6. Eis a síntese do nosso tempo: tanta gente perto; tanta gente só!
Todos vivem ao lado de todos. Mas ninguém parece saber de ninguém. Aos olhos de muitos, será que alguém é mais que ninguém?
7. É óbvio que, no tropel de mudanças que estão em curso, o eu ganha muito. Mas arrisca-se a perder o mais importante.
A lógica do lucro valoriza a transacção comercial e subestima o serviço gratuito.
8. Ainda há muitos que servem. Mas são cada vez mais os que se servem. O «self service» é uma prática e é sobretudo um sinal.
Servir está a ser um verbo cada vez mais reflexo. Para não poucos, servir é, acima de tudo, servir-se.

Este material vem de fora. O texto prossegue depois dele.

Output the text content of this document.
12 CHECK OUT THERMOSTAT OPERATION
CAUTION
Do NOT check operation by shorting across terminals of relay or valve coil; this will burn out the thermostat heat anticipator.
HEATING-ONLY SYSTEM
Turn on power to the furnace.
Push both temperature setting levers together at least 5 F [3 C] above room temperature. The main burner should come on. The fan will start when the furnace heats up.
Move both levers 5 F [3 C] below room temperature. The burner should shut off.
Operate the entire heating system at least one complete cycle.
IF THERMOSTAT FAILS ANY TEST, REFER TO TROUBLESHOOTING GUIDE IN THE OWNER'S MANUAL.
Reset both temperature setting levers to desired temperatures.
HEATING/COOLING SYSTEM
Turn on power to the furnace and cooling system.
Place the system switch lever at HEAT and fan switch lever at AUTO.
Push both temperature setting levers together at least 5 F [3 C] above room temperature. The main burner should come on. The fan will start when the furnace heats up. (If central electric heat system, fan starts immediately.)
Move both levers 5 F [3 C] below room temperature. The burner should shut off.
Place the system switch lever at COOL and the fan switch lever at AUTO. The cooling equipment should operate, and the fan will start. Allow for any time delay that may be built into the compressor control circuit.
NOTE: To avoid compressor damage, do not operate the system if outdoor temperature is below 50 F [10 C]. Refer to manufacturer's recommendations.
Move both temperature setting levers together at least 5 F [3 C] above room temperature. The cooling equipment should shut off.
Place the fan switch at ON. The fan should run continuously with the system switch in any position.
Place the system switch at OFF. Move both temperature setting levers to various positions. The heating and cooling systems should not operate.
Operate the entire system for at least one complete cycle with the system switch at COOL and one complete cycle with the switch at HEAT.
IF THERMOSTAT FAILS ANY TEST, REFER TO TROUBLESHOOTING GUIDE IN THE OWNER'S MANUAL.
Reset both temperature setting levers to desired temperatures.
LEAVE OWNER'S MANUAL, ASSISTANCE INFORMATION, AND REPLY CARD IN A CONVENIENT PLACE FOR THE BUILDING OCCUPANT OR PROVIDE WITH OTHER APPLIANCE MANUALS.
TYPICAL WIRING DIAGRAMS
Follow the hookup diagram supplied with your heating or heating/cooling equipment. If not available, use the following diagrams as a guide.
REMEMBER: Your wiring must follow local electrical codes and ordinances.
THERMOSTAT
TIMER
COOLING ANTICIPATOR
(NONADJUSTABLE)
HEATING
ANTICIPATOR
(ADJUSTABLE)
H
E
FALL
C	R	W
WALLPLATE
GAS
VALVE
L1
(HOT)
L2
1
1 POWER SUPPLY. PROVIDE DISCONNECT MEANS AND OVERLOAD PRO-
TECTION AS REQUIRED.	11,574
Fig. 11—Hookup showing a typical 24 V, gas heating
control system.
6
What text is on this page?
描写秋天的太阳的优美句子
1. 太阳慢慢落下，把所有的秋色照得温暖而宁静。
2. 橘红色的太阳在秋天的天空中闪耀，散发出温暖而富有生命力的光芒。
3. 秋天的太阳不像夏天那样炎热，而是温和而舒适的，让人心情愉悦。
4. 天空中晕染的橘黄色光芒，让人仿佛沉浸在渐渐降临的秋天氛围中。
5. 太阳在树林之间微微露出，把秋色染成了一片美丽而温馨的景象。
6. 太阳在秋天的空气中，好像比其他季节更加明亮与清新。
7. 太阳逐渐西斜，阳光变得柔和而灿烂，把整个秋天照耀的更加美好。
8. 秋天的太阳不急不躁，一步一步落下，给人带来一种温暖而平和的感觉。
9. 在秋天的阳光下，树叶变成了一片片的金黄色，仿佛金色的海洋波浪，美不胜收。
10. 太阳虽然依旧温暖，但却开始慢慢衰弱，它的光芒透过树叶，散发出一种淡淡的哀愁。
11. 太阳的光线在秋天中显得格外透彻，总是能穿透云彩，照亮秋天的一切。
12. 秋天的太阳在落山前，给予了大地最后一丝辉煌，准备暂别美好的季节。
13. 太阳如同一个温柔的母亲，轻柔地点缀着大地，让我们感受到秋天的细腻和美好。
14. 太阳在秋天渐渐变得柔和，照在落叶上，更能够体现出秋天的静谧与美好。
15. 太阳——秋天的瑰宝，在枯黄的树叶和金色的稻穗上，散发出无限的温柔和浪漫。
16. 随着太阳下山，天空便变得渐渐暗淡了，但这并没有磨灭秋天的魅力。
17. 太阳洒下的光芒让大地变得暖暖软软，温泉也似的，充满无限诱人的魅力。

9. É urgente perceber que nada somos sem os outros. Inferno não são os outros. Inferno é viver sem os outros, contra os outros.
Não é incorrecta a máxima de Descartes: «Penso, logo existo». Mas é mais acertada a advertência de Sampaio da Nóvoa: «Penso nos outros, logo existo».
10. De facto, não existo plenamente quando penso. Só existo verdadeiramente quando penso nos outros.
Existir é não desistir. É nunca desistir dos outros.